Kansas City's new stop signs, equipped with LED bulbs that flash in unison at the rate of once a second, were installed at intersections with frequent "sign-running problems," according to The Kansas City Star. It is hoped that drivers will be more likely to obey when confronted with a noticeable flashing sign, which would then provide more safety to pedestrians in these areas.
"People know what to do at a stop sign. That's not the issue. It's 'Did you notice the stop sign?'" says John D. Lee, an engineering professor at the University of Wisconsin-Madison and an expert in driver distraction. "You might not notice if you're texting, for example, or if you're worried about the cyclist riding next to you. The LED lights help to distribute your attention to the critical thing in the environment."

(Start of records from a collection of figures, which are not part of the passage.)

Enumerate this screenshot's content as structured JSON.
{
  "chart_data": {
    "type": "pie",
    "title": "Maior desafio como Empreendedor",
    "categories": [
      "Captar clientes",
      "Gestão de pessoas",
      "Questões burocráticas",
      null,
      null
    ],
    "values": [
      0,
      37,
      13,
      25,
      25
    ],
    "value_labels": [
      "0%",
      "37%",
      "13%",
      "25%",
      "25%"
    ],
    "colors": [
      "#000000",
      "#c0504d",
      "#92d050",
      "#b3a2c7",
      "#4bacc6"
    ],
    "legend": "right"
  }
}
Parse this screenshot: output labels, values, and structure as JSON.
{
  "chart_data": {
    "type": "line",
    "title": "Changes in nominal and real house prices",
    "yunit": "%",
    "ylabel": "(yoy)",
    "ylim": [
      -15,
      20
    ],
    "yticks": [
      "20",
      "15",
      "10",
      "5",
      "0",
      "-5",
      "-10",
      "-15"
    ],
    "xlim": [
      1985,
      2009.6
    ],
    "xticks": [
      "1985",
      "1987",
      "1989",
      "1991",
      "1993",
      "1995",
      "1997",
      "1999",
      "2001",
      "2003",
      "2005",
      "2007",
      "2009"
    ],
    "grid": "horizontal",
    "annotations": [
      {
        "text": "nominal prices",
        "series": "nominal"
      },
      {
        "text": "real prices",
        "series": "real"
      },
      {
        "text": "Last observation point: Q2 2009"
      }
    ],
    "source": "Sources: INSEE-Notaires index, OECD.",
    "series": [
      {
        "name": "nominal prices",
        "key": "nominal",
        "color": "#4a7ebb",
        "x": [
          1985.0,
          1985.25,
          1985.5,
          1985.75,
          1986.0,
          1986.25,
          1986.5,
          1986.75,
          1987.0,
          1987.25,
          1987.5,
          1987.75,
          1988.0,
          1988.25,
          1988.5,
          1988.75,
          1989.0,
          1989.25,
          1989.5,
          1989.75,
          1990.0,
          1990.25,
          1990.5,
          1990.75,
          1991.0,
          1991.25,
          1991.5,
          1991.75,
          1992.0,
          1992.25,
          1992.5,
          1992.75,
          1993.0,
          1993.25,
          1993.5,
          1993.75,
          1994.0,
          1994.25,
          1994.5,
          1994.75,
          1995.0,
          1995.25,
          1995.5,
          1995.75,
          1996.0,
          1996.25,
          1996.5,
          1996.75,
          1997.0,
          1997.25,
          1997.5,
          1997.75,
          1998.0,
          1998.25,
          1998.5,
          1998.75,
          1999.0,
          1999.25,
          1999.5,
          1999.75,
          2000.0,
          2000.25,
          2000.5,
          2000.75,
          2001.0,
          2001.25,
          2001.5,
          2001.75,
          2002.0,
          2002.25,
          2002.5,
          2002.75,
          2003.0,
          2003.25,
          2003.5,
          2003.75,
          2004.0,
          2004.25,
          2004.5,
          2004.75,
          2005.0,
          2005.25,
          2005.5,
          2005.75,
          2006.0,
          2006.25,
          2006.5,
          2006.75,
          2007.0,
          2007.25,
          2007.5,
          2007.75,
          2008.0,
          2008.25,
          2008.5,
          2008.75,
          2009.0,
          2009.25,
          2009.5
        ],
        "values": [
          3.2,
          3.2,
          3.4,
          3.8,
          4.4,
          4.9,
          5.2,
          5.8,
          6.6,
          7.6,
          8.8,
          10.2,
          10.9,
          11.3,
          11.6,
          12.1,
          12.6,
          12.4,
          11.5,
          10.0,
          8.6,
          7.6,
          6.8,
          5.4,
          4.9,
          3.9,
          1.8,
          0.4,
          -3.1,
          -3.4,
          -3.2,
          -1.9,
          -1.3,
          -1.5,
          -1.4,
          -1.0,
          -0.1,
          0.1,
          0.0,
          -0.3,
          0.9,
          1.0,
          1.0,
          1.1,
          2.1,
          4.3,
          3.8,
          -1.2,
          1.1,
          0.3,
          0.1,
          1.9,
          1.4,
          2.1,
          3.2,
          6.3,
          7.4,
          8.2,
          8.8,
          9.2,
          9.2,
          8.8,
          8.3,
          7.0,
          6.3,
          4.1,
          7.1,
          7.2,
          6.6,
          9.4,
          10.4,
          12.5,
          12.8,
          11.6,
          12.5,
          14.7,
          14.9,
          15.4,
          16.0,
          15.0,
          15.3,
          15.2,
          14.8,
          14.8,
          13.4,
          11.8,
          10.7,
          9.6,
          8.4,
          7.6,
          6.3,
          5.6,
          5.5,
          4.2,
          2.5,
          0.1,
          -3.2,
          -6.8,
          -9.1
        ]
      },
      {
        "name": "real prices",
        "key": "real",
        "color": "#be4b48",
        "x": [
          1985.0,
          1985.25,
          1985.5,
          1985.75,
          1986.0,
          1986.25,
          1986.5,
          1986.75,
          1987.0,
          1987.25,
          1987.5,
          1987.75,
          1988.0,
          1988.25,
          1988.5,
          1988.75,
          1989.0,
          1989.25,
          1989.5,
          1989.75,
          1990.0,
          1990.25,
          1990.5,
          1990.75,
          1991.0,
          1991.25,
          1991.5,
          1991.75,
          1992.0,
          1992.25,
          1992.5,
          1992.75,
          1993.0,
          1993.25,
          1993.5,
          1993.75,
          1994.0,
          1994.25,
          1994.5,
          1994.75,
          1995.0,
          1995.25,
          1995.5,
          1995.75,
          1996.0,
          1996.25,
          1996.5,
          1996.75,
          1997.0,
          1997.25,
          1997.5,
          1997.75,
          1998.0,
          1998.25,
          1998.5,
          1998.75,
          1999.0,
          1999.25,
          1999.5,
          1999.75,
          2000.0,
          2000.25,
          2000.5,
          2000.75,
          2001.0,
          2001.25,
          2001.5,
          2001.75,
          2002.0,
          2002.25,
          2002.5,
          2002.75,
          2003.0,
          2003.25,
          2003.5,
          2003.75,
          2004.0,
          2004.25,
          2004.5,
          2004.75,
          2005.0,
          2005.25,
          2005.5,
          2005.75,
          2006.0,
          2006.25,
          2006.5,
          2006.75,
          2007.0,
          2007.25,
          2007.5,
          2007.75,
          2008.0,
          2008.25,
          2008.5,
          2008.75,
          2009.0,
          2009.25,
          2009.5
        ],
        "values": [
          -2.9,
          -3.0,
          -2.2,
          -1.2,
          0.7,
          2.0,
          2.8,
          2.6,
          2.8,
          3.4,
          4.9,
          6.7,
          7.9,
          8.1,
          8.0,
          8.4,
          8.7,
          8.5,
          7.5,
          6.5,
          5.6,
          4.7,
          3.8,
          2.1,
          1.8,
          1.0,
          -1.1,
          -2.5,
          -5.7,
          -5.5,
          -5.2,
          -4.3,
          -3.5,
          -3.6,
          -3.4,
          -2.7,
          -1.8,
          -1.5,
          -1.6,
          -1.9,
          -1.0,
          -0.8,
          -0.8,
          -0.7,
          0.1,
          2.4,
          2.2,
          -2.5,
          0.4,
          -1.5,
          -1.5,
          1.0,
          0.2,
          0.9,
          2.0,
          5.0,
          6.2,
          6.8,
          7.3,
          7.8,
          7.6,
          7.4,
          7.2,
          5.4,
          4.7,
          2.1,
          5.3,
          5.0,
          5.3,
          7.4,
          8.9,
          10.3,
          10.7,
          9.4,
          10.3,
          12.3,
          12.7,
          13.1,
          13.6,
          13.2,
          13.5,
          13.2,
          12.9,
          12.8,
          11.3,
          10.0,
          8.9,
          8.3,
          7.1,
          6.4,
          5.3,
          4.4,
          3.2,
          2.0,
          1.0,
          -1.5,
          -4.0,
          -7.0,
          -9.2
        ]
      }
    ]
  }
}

The Minnesota Department of Transportation is rolling out new left turn signals in hopes that they will help speed up traffic flow during low traffic volume and slow traffic, according to The Daily Reporter. During these times, drivers approaching an intersection during a period of low traffic would have the option to turn left after yielding to oncoming traffic.
Solid yellow left turn signals indicate that the driver should come to a full stop before seeking to turn left; flashing yellow turn signals indicate that the driver may turn immediately after checking for oncoming traffic.
Like the flashing stop signs, these signals are intended to make the driver more aware of situation in the intersection. Yellow signals alert the driver that oncoming traffic will not stop for them.
"The hope is that there is more clarity to the situation," says Greg Chock, manager of the traffic division of Hennepin County's Transportation Department, another county in Minn. that intends to adopt these Federal Highway Administration-approved signals.
Research indicates that the signs effectively attract drivers' attention and heighten their awareness, according to The Daily Reporter.